Member of the Riksdag
- Incumbent
- Assumed office 26 September 2022
- Preceded by: Sara Gille
- Constituency: Dalarna County

Personal details
- Born: 3 June 1994 (age 32) Enköping, Sweden
- Party: Sweden Democrats

= Rasmus Giertz =

Swedish politician (born 1994)

Rasmus Giertz (born 3 June 1994 in Enköping) is a Swedish politician of the Sweden Democrats party who has served as a Member of the Riksdag for the Dalarna County constituency since September 2022.

==Biography==
Giertz was elected regional leader of the Young Swedes SDU (the youth wing of the SD) in Dalarna in 2018. He later became the regional chairman for the SD in Dalarna in 2022 and stood for the party during the 2022 Swedish general election in the Dalarna County constituency, but was not elected and instead designated as a substitute for Sara Gille. Following the election, Giertz was appointed to the seat after Gille went on maternity leave. He serves as a member of the foreign affairs committee in the Riksdag.

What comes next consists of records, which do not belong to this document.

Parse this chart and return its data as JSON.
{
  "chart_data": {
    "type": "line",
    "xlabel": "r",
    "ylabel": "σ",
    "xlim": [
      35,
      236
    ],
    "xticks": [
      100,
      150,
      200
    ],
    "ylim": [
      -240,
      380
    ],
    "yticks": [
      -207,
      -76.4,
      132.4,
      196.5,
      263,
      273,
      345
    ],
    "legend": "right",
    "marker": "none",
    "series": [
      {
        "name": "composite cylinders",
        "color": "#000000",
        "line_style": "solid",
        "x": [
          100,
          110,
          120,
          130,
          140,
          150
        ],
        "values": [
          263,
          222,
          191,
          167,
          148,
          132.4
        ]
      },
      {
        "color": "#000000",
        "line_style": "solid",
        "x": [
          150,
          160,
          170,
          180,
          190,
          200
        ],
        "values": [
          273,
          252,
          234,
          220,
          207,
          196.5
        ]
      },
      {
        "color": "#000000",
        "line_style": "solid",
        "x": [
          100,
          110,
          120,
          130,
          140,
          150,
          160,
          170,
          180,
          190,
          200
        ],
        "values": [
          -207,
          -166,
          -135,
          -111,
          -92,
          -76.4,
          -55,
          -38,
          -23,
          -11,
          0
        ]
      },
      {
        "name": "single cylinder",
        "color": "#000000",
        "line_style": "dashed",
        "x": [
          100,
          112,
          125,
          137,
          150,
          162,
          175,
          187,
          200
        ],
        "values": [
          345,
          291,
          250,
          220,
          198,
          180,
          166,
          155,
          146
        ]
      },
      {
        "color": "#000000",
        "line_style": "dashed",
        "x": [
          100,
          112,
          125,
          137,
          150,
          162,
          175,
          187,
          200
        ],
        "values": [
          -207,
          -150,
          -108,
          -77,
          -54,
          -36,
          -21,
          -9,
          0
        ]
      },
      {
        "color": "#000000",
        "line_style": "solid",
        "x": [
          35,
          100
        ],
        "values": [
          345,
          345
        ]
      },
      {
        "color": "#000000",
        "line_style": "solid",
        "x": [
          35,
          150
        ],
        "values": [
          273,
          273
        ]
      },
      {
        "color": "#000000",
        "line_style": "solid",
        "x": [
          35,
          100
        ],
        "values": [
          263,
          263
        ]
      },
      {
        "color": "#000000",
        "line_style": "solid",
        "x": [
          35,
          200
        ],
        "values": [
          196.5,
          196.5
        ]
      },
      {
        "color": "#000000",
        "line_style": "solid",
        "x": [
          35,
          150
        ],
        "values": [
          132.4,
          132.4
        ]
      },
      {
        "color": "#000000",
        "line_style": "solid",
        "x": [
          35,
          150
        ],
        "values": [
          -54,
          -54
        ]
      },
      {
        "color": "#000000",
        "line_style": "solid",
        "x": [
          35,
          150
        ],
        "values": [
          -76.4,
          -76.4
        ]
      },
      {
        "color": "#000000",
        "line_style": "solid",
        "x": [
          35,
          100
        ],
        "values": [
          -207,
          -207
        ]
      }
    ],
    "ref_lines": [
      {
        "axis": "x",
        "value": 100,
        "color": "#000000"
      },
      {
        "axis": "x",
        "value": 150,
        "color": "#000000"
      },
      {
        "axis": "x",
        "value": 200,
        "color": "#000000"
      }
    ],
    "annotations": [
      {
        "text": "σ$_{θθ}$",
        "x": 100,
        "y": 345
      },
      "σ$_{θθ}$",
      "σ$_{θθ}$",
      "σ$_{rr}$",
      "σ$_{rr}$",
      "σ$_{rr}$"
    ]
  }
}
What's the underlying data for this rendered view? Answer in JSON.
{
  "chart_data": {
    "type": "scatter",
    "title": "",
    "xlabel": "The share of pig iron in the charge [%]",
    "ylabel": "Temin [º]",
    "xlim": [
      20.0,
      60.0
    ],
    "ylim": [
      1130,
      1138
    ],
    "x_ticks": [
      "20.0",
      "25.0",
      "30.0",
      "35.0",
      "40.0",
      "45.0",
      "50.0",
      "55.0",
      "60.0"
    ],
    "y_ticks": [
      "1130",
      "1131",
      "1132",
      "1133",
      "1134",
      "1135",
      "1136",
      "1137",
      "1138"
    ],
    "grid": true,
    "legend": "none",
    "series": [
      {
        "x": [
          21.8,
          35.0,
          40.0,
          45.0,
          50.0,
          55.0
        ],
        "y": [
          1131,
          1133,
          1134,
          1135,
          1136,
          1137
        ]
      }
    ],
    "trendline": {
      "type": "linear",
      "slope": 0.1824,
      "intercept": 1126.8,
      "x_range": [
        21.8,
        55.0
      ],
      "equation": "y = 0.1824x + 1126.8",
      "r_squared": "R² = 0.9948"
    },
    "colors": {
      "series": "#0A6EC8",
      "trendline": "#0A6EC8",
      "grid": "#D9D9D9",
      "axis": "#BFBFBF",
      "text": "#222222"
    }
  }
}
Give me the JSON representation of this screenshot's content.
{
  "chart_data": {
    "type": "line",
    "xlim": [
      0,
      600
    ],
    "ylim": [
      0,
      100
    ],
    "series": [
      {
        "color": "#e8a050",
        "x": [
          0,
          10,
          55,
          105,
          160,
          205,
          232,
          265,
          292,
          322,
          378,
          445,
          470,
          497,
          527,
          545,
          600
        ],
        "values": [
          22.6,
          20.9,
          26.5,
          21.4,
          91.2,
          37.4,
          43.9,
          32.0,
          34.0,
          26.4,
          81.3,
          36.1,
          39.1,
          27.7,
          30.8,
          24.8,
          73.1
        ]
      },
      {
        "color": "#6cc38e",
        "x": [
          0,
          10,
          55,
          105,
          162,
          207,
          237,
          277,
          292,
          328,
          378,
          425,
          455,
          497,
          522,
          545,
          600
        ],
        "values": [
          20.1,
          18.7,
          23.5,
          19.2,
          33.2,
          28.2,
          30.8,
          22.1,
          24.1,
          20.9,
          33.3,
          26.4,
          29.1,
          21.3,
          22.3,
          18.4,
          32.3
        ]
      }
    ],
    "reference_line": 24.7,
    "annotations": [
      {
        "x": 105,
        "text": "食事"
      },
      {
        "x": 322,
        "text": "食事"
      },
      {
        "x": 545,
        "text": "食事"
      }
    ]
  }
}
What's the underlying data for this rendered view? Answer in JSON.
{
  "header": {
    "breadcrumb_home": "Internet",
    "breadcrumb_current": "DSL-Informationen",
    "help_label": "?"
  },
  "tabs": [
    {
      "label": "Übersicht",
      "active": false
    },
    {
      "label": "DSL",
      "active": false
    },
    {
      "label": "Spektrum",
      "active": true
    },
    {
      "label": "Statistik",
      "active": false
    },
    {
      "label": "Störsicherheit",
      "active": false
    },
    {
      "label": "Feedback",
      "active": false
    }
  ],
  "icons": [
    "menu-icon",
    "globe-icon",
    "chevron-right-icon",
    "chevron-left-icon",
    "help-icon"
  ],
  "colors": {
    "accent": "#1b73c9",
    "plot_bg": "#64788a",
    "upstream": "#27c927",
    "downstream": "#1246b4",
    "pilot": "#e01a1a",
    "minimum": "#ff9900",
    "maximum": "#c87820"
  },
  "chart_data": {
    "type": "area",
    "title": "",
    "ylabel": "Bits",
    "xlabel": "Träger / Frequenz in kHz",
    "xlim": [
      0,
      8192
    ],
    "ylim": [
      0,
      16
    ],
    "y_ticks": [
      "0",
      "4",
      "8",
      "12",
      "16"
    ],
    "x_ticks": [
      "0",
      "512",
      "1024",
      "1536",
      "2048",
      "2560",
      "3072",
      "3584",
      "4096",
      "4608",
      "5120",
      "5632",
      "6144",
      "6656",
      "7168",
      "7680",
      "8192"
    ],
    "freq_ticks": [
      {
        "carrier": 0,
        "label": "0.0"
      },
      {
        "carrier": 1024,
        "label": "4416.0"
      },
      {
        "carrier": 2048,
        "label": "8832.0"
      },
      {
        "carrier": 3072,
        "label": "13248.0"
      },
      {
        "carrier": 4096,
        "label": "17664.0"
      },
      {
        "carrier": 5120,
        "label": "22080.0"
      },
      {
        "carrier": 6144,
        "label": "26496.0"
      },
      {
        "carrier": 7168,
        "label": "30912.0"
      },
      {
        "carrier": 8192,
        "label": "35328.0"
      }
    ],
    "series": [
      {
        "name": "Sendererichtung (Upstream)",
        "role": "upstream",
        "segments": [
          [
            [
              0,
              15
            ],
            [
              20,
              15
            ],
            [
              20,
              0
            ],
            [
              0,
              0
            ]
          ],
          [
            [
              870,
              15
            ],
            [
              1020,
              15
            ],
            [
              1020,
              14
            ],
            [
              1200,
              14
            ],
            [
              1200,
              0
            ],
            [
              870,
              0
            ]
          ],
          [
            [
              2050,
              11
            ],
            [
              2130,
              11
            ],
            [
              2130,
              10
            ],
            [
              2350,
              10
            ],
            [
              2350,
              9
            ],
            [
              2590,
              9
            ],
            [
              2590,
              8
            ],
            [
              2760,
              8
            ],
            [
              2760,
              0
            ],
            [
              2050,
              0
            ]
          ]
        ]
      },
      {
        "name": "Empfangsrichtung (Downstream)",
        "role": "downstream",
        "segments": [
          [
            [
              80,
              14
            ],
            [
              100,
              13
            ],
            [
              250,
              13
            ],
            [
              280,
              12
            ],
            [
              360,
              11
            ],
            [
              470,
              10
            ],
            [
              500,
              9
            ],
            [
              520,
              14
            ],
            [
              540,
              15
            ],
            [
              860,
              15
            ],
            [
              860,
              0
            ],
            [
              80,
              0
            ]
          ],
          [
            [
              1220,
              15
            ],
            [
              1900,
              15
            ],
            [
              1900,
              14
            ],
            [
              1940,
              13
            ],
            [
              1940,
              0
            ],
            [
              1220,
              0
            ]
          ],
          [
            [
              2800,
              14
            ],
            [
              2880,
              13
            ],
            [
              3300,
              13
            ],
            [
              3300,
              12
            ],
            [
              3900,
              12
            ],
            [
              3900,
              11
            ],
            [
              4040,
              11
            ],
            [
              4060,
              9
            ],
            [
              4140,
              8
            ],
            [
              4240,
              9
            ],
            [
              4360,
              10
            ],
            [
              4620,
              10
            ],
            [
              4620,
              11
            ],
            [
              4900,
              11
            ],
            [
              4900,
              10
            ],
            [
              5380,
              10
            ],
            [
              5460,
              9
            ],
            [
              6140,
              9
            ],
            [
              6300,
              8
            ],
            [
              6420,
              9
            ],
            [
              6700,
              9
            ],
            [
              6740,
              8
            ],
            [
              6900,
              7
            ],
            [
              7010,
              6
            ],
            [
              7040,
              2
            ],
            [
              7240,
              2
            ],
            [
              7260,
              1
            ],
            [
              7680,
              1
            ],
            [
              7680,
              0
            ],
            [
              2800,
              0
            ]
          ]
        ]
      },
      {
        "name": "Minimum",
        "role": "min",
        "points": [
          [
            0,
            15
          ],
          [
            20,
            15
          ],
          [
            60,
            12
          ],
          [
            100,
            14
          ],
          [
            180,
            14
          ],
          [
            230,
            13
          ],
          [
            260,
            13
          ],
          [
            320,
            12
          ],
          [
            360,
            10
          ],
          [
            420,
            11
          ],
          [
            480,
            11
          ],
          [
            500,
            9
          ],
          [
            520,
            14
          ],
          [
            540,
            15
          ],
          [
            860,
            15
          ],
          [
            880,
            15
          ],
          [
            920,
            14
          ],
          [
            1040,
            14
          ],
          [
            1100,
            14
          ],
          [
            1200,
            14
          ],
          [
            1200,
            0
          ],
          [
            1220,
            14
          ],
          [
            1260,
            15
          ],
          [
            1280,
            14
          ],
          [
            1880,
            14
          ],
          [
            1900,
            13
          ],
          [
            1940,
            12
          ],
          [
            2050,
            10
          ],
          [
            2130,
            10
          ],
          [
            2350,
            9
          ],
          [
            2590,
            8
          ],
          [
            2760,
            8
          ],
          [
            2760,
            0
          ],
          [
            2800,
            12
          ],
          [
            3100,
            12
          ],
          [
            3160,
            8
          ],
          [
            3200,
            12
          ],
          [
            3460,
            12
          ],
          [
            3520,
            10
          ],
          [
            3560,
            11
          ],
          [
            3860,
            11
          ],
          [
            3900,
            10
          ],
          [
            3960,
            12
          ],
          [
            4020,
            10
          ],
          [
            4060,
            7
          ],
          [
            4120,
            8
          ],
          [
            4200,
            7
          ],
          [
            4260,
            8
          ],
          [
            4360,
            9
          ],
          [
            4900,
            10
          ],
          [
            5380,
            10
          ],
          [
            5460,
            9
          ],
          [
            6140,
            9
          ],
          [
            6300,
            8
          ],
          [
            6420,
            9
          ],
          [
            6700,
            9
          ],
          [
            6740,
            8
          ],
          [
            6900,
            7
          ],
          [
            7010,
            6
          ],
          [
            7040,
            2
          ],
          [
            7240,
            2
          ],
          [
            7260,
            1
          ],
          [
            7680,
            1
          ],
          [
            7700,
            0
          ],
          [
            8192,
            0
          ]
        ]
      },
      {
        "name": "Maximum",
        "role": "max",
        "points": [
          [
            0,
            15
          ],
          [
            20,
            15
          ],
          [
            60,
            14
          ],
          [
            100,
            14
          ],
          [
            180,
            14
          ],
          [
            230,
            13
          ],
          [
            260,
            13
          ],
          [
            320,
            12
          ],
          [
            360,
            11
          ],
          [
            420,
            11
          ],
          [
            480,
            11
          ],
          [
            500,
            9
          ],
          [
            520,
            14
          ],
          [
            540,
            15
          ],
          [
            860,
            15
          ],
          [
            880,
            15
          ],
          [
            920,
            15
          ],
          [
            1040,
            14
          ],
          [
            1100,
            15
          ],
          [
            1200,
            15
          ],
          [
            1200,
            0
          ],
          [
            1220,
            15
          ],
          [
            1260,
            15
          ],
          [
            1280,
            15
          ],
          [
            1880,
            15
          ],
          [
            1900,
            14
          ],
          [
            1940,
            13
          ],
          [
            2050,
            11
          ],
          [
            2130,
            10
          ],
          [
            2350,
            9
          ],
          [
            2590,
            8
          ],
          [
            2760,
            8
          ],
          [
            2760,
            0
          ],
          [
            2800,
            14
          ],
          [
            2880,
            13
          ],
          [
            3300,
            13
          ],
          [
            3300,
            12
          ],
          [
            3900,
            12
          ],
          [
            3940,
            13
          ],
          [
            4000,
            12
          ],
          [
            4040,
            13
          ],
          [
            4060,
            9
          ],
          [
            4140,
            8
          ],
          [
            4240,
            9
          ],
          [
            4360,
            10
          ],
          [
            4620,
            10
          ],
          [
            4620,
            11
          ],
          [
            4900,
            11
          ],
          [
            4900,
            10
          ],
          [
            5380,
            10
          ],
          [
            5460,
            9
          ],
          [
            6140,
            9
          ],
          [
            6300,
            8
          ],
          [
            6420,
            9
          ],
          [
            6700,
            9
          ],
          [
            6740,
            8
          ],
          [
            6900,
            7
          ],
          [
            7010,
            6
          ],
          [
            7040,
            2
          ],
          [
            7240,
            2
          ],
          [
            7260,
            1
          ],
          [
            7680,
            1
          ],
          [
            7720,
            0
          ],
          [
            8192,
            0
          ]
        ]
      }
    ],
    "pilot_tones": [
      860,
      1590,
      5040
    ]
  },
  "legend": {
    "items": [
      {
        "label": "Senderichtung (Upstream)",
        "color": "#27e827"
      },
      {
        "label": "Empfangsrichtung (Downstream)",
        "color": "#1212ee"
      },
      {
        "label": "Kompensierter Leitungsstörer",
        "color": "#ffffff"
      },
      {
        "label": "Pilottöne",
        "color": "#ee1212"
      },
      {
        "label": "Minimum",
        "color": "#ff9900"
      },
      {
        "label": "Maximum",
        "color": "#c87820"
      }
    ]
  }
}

In 2022, Giertz was appointed as a full member of the Riksdag to fill in for Mats Nordberg who died in office.

In 2018, Giertz became the source of some controversy during a public debate when he suggested foreign rapists should be deported while Swedish rapists should "stretch yourself, get a gym card and stop raping women." Giertz later claimed his comments had been taken out of context but were "clumsily worded."

In December 2022, Giertz was reported to the police and initially suspected of assault following an incident outside a pub in Borlänge. Three days later, he filed a counter-report, claiming he had been verbally and physically attacked by a group of men. The case was referred to the Special Prosecutor's Chamber, which handles investigations involving elected officials, judges, and other high-ranking public figures.

In September 2022, Giertz reported that two men had followed and threatened him outside of his home in Falun. A man in his 20s was later charged with harassment against Giertz. In response to the incident, Swedish National Council for Crime Prevention included Giertz's name on a report discussing threats against politicians which found younger elected officials were more likely to be victims of threats.